Pain felt on the inner side of the shinbone is called ‘medial shin splints’, while the term ‘anterior shin splints’ refers to pain felt on the outer side
People who play sports that involve a lot of running are particularly prone to this injury.
- Aches and pains are felt along the shinbone.
- The area is tender and sore to touch.
- The overlying skin may be red and inflamed.
- The pain may be felt before, during or after running.
- Overuse – exercising too hard or trying to exercise beyond your current level of fitness can strain muscles, tendons, bones and joints. Overuse is one of the most common causes of shin splints.
- Flat feet (‘rolling’ the feet inwards) – the shin muscles are involved in maintaining the instep or arch of the foot. Flat feet (excessive pronation) can pull at the shin tendons and cause painful tearing of these soft tissues.
- High impact activities – the impact of running on hard or uneven surfaces can injure the shin muscles and tendons.
- Running shoes – wearing the wrong type of shoe while running can contribute to shin splints.
Podiatrists are able to treat shin splints effectively. Treatment may include realigning the foot with respect to the leg (using orthotic shoe inserts) to improve the efficiency of mechanics.

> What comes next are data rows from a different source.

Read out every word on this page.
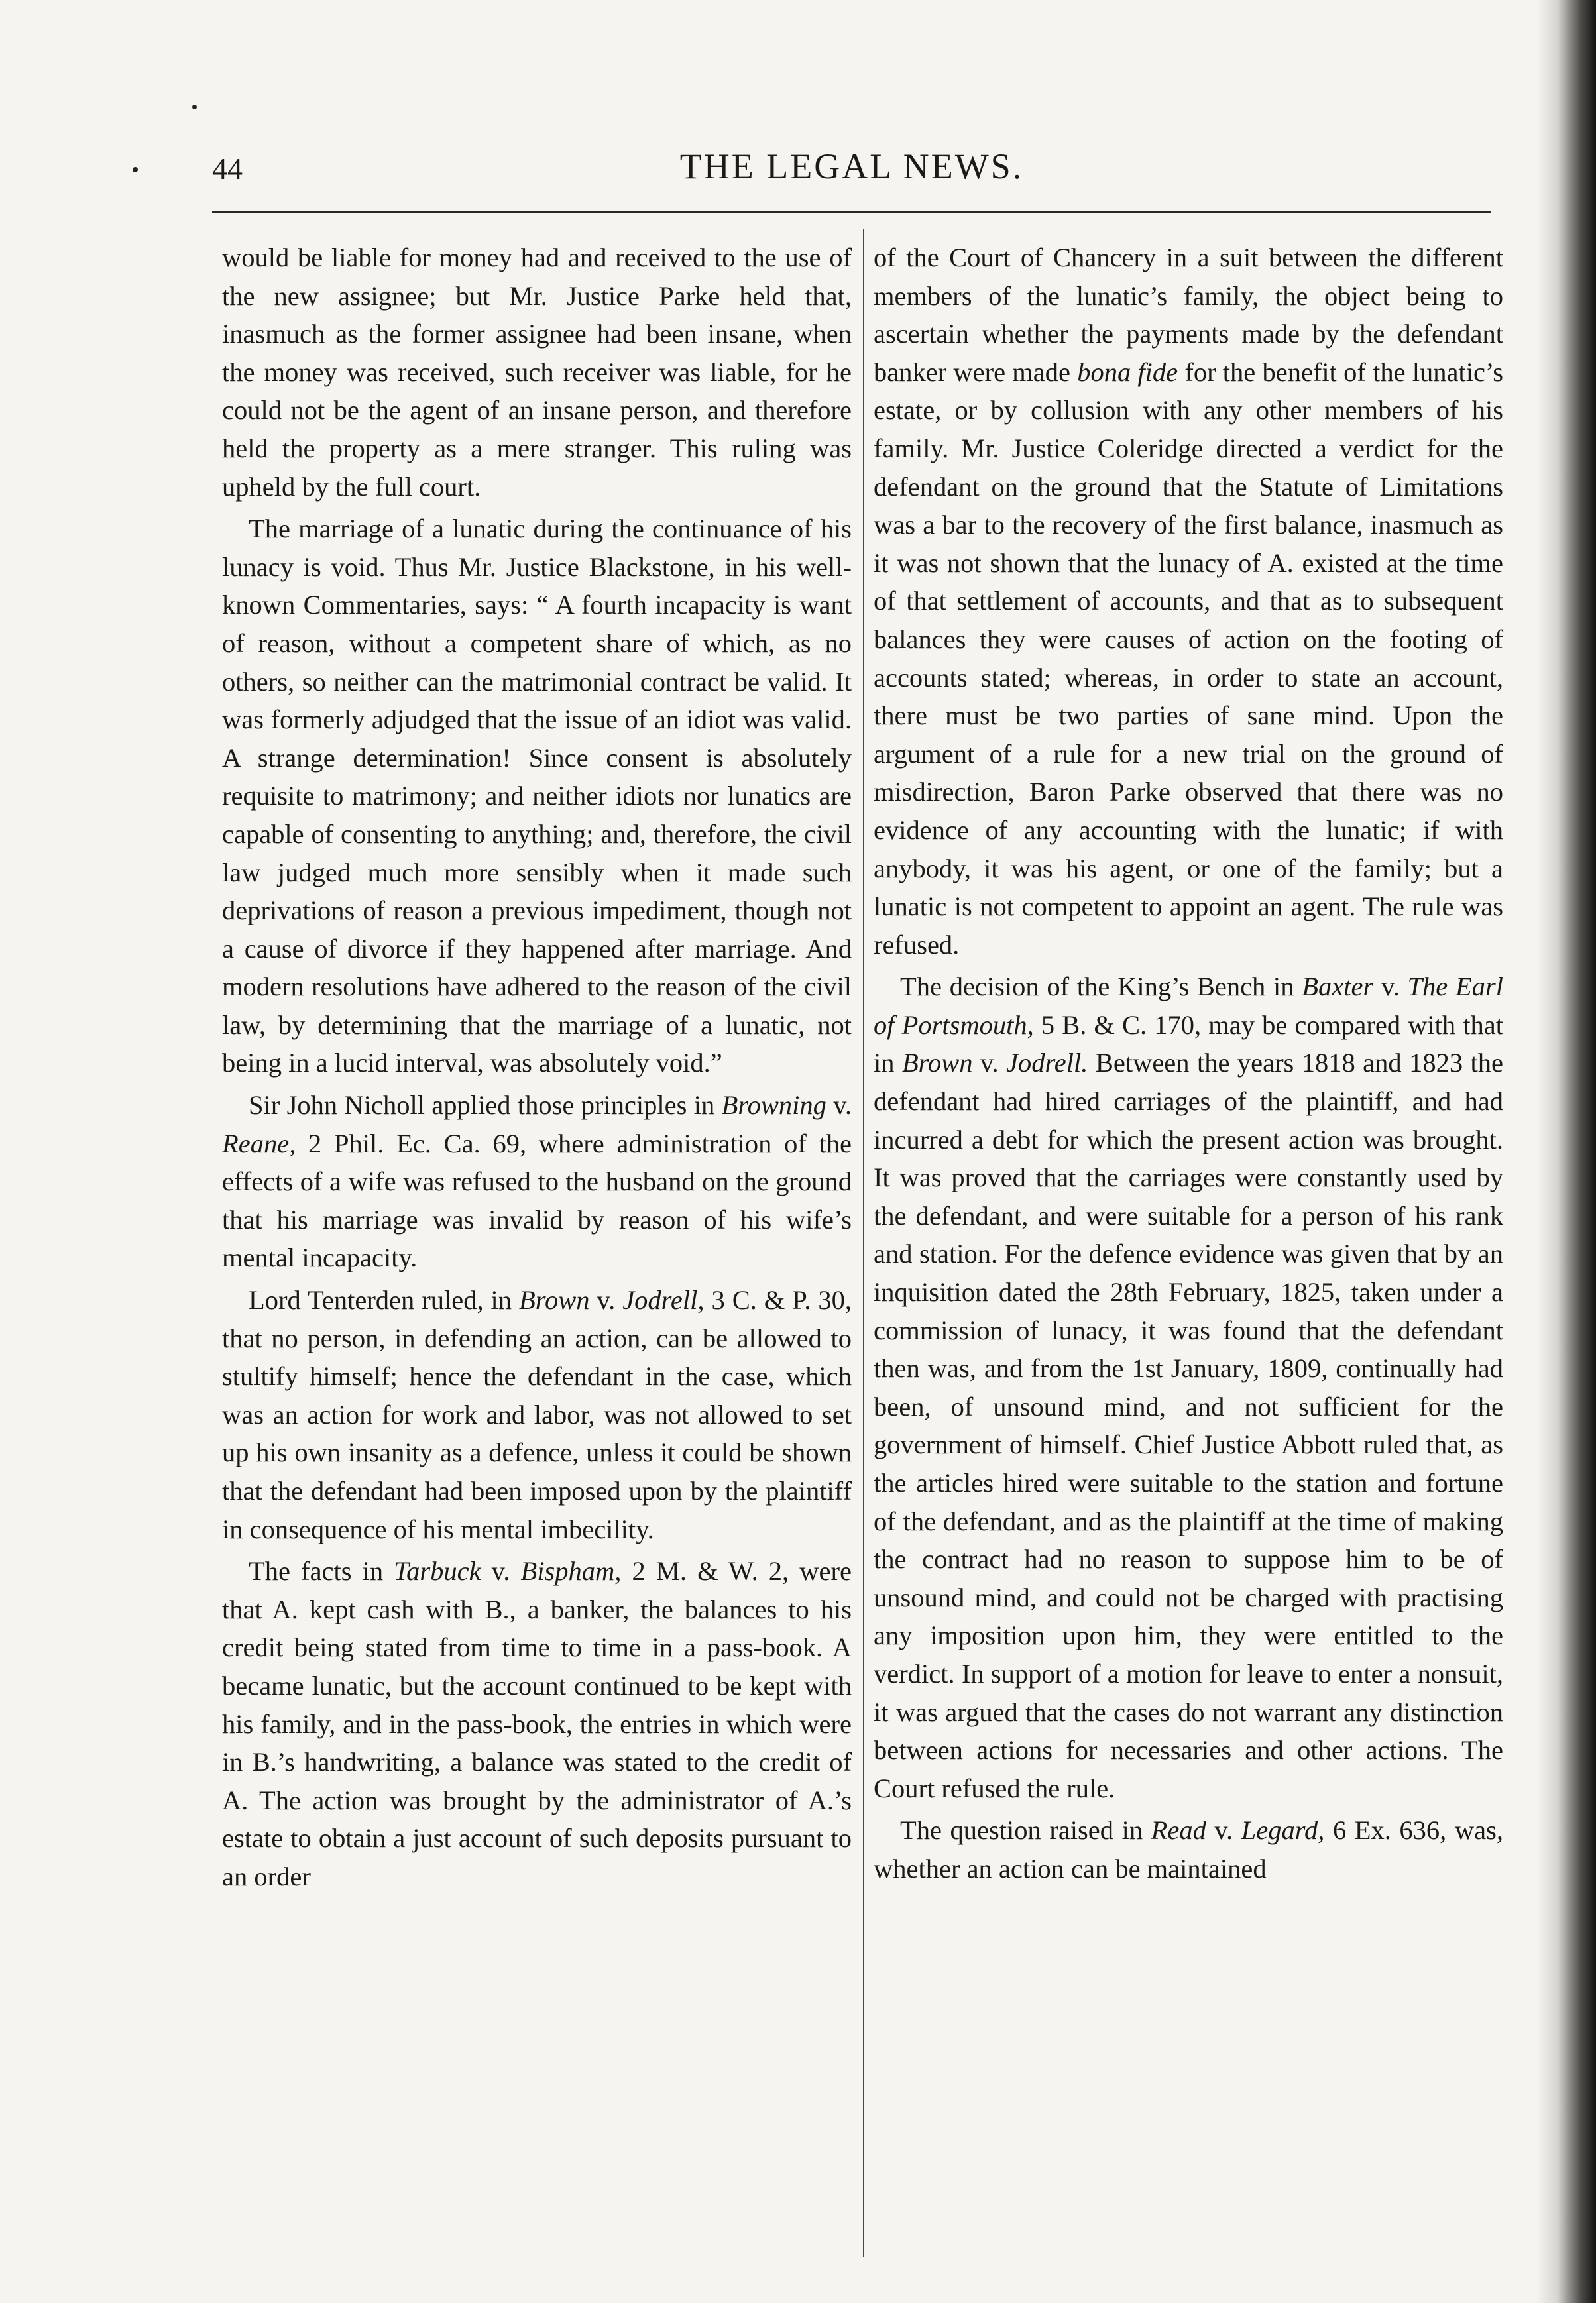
44	THE LEGAL NEWS.

would be liable for money had and received to the use of the new assignee; but Mr. Justice Parke held that, inasmuch as the former assignee had been insane, when the money was received, such receiver was liable, for he could not be the agent of an insane person, and therefore held the property as a mere stranger. This ruling was upheld by the full court.

The marriage of a lunatic during the continuance of his lunacy is void. Thus Mr. Justice Blackstone, in his well-known Commentaries, says: “ A fourth incapacity is want of reason, without a competent share of which, as no others, so neither can the matrimonial contract be valid. It was formerly adjudged that the issue of an idiot was valid. A strange determination! Since consent is absolutely requisite to matrimony; and neither idiots nor lunatics are capable of consenting to anything; and, therefore, the civil law judged much more sensibly when it made such deprivations of reason a previous impediment, though not a cause of divorce if they happened after marriage. And modern resolutions have adhered to the reason of the civil law, by determining that the marriage of a lunatic, not being in a lucid interval, was absolutely void.”

Sir John Nicholl applied those principles in Browning v. Reane, 2 Phil. Ec. Ca. 69, where administration of the effects of a wife was refused to the husband on the ground that his marriage was invalid by reason of his wife’s mental incapacity.

Lord Tenterden ruled, in Brown v. Jodrell, 3 C. & P. 30, that no person, in defending an action, can be allowed to stultify himself; hence the defendant in the case, which was an action for work and labor, was not allowed to set up his own insanity as a defence, unless it could be shown that the defendant had been imposed upon by the plaintiff in consequence of his mental imbecility.

The facts in Tarbuck v. Bispham, 2 M. & W. 2, were that A. kept cash with B., a banker, the balances to his credit being stated from time to time in a pass-book. A became lunatic, but the account continued to be kept with his family, and in the pass-book, the entries in which were in B.’s handwriting, a balance was stated to the credit of A. The action was brought by the administrator of A.’s estate to obtain a just account of such deposits pursuant to an order

of the Court of Chancery in a suit between the different members of the lunatic’s family, the object being to ascertain whether the payments made by the defendant banker were made bona fide for the benefit of the lunatic’s estate, or by collusion with any other members of his family. Mr. Justice Coleridge directed a verdict for the defendant on the ground that the Statute of Limitations was a bar to the recovery of the first balance, inasmuch as it was not shown that the lunacy of A. existed at the time of that settlement of accounts, and that as to subsequent balances they were causes of action on the footing of accounts stated; whereas, in order to state an account, there must be two parties of sane mind. Upon the argument of a rule for a new trial on the ground of misdirection, Baron Parke observed that there was no evidence of any accounting with the lunatic; if with anybody, it was his agent, or one of the family; but a lunatic is not competent to appoint an agent. The rule was refused.

The decision of the King’s Bench in Baxter v. The Earl of Portsmouth, 5 B. & C. 170, may be compared with that in Brown v. Jodrell. Between the years 1818 and 1823 the defendant had hired carriages of the plaintiff, and had incurred a debt for which the present action was brought. It was proved that the carriages were constantly used by the defendant, and were suitable for a person of his rank and station. For the defence evidence was given that by an inquisition dated the 28th February, 1825, taken under a commission of lunacy, it was found that the defendant then was, and from the 1st January, 1809, continually had been, of unsound mind, and not sufficient for the government of himself. Chief Justice Abbott ruled that, as the articles hired were suitable to the station and fortune of the defendant, and as the plaintiff at the time of making the contract had no reason to suppose him to be of unsound mind, and could not be charged with practising any imposition upon him, they were entitled to the verdict. In support of a motion for leave to enter a nonsuit, it was argued that the cases do not warrant any distinction between actions for necessaries and other actions. The Court refused the rule.

The question raised in Read v. Legard, 6 Ex. 636, was, whether an action can be maintained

This reduces the abnormal forces to the respective muscle groups along with better shock absorption.
Other treatments may include:
- Ice Therapy
- Anti-inflammatory Medication
- Stretching & strengthening excercises
- Use a neoprene sleeve (FS06 Compression Sleeve) to support and warm your leg.
- Footwear advice and/or modification
- Rare cases need surgery, such as if you have a stress fracture causing your shin splints.
It is important to assess the biomechanics of the lower limb and foot to determine any factors that may predispose you to poor shock absorption or musculature imbalance.
An in depth analysis is required to assess foot motion with respect to the lower limb, along with assessing range of motion to determine any muscle tightness. The biomechanical observations can give clues to whether any of the muscles are being overworked or fatigued.